ROCK l Lancé en 1996 avec le remuant Beautiful Freak, Eels, alias Mark Oliver Everett, a réussi une chose derrière laquelle pas mal de groupes courent.

Eels - Wonderful, Glorious

EELS, WONDERFUL, GLORIOUS, DISTRIBUÉ PAR VAGRANT. **
EN CONCERT LE 10/03, AU CIRQUE ROYAL, BRUXELLES

ROCK l Lancé en 1996 avec le remuant Beautiful Freak, Eels, alias Mark Oliver Everett, a réussi une chose derrière laquelle pas mal de groupes courent: un parcours singulier, éminemment personnel. Sans jamais rien révolutionner à son art, mais en lui donnant des accents exclusifs, marqués par les multiples drames familiaux accumulés tout au long des années (racontés avec toute la politesse du désespoir possible dans son autobiographie, Tais-toi ou meurs, aux éditions 13e Note).

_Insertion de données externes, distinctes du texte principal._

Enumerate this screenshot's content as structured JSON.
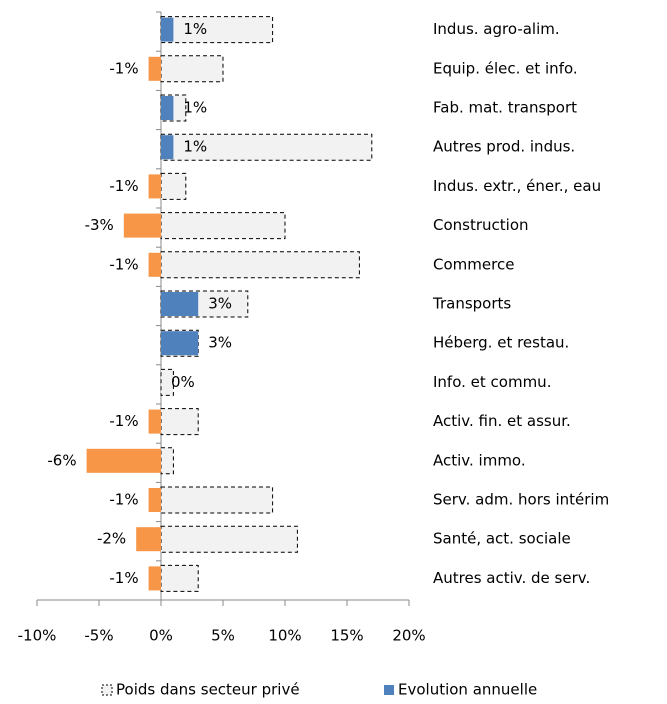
{
  "chart_data": {
    "type": "bar",
    "orientation": "horizontal",
    "categories": [
      "Indus. agro-alim.",
      "Equip. élec. et info.",
      "Fab. mat. transport",
      "Autres prod. indus.",
      "Indus. extr., éner., eau",
      "Construction",
      "Commerce",
      "Transports",
      "Héberg. et restau.",
      "Info. et commu.",
      "Activ. fin. et assur.",
      "Activ. immo.",
      "Serv. adm. hors intérim",
      "Santé, act. sociale",
      "Autres activ. de serv."
    ],
    "series": [
      {
        "name": "Poids dans secteur privé",
        "color": "#f2f2f2",
        "values": [
          9,
          5,
          2,
          17,
          2,
          10,
          16,
          7,
          3,
          1,
          3,
          1,
          9,
          11,
          3
        ]
      },
      {
        "name": "Evolution annuelle",
        "color": "#4f81bd",
        "negative_color": "#f79646",
        "values": [
          1,
          -1,
          1,
          1,
          -1,
          -3,
          -1,
          3,
          3,
          0,
          -1,
          -6,
          -1,
          -2,
          -1
        ],
        "value_labels": [
          "1%",
          "-1%",
          "1%",
          "1%",
          "-1%",
          "-3%",
          "-1%",
          "3%",
          "3%",
          "0%",
          "-1%",
          "-6%",
          "-1%",
          "-2%",
          "-1%"
        ]
      }
    ],
    "xlim": [
      -10,
      20
    ],
    "xticks": [
      {
        "value": -10,
        "label": "-10%"
      },
      {
        "value": -5,
        "label": "-5%"
      },
      {
        "value": 0,
        "label": "0%"
      },
      {
        "value": 5,
        "label": "5%"
      },
      {
        "value": 10,
        "label": "10%"
      },
      {
        "value": 15,
        "label": "15%"
      },
      {
        "value": 20,
        "label": "20%"
      }
    ],
    "legend": "bottom"
  }
}
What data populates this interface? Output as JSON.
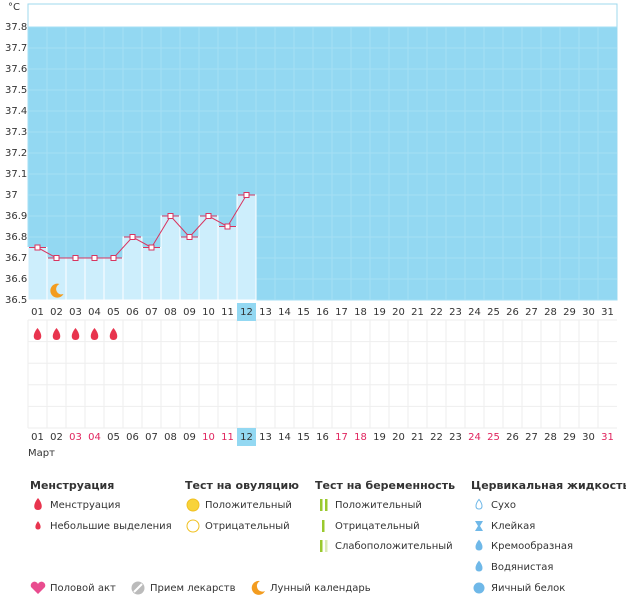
{
  "chart_data": {
    "type": "line",
    "unit": "°C",
    "categories": [
      "01",
      "02",
      "03",
      "04",
      "05",
      "06",
      "07",
      "08",
      "09",
      "10",
      "11",
      "12",
      "13",
      "14",
      "15",
      "16",
      "17",
      "18",
      "19",
      "20",
      "21",
      "22",
      "23",
      "24",
      "25",
      "26",
      "27",
      "28",
      "29",
      "30",
      "31"
    ],
    "values": [
      36.75,
      36.7,
      36.7,
      36.7,
      36.7,
      36.8,
      36.75,
      36.9,
      36.8,
      36.9,
      36.85,
      37.0,
      null,
      null,
      null,
      null,
      null,
      null,
      null,
      null,
      null,
      null,
      null,
      null,
      null,
      null,
      null,
      null,
      null,
      null,
      null
    ],
    "color": "#d8345f",
    "ylim": [
      36.5,
      37.8
    ],
    "yticks": [
      36.5,
      36.6,
      36.7,
      36.8,
      36.9,
      37,
      37.1,
      37.2,
      37.3,
      37.4,
      37.5,
      37.6,
      37.7,
      37.8
    ],
    "today": 12,
    "moon_day": 2,
    "menstruation_days": [
      1,
      2,
      3,
      4,
      5
    ],
    "weekend_days": [
      3,
      4,
      10,
      11,
      17,
      18,
      24,
      25,
      31
    ],
    "month": "Март"
  },
  "legend": {
    "sections": [
      {
        "title": "Менструация",
        "items": [
          "Менструация",
          "Небольшие выделения"
        ]
      },
      {
        "title": "Тест на овуляцию",
        "items": [
          "Положительный",
          "Отрицательный"
        ]
      },
      {
        "title": "Тест на беременность",
        "items": [
          "Положительный",
          "Отрицательный",
          "Слабоположительный"
        ]
      },
      {
        "title": "Цервикальная жидкость",
        "items": [
          "Сухо",
          "Клейкая",
          "Кремообразная",
          "Водянистая",
          "Яичный белок"
        ]
      }
    ],
    "extra": [
      "Половой акт",
      "Прием лекарств",
      "Лунный календарь"
    ]
  }
}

Démarrée en 2009, la trilogie ouverte par Hombre Lobo (2009) le montrait guéri de certains de ses démons, remonté à bloc et prêt à batailler. Wonderful, Glorious confirme en partie cet état d'esprit. "You know what? I'm in a good mood today. I'm so happy it's not yesterday. Man, it was brutal...", annonce-t-il sur New Alphabet. Evidemment, l'humour noir n'est jamais très loin, et les coups de blues ne manquent pas: l'écorce indispensable des survivants... L'enjeu de l'album, aussi bien pour l'auditeur fidèle que pour Eels même, est en fait ailleurs: comment rebondir après plusieurs années d'emballement? Comment surtout sortir un 10e album sans se répéter? Par exemple en faisant davantage appel au groupe qui l'a accompagné lors des dernières tournées. Everett a donc ouvert le jeu. Le collectif a oeuvré et amené en effet de nouvelles solutions, expérimenté par petites touches. Rien de spectaculaire. Pas de quoi bouleverser l'univers du bonhomme, toujours marqué par cette voix râpeuse. Mais bien l'une ou l'autre nouvelle nuance ajoutée à la palette. Un album de plus, donc? Oui, mais venant d'Eels, c'est déjà beaucoup.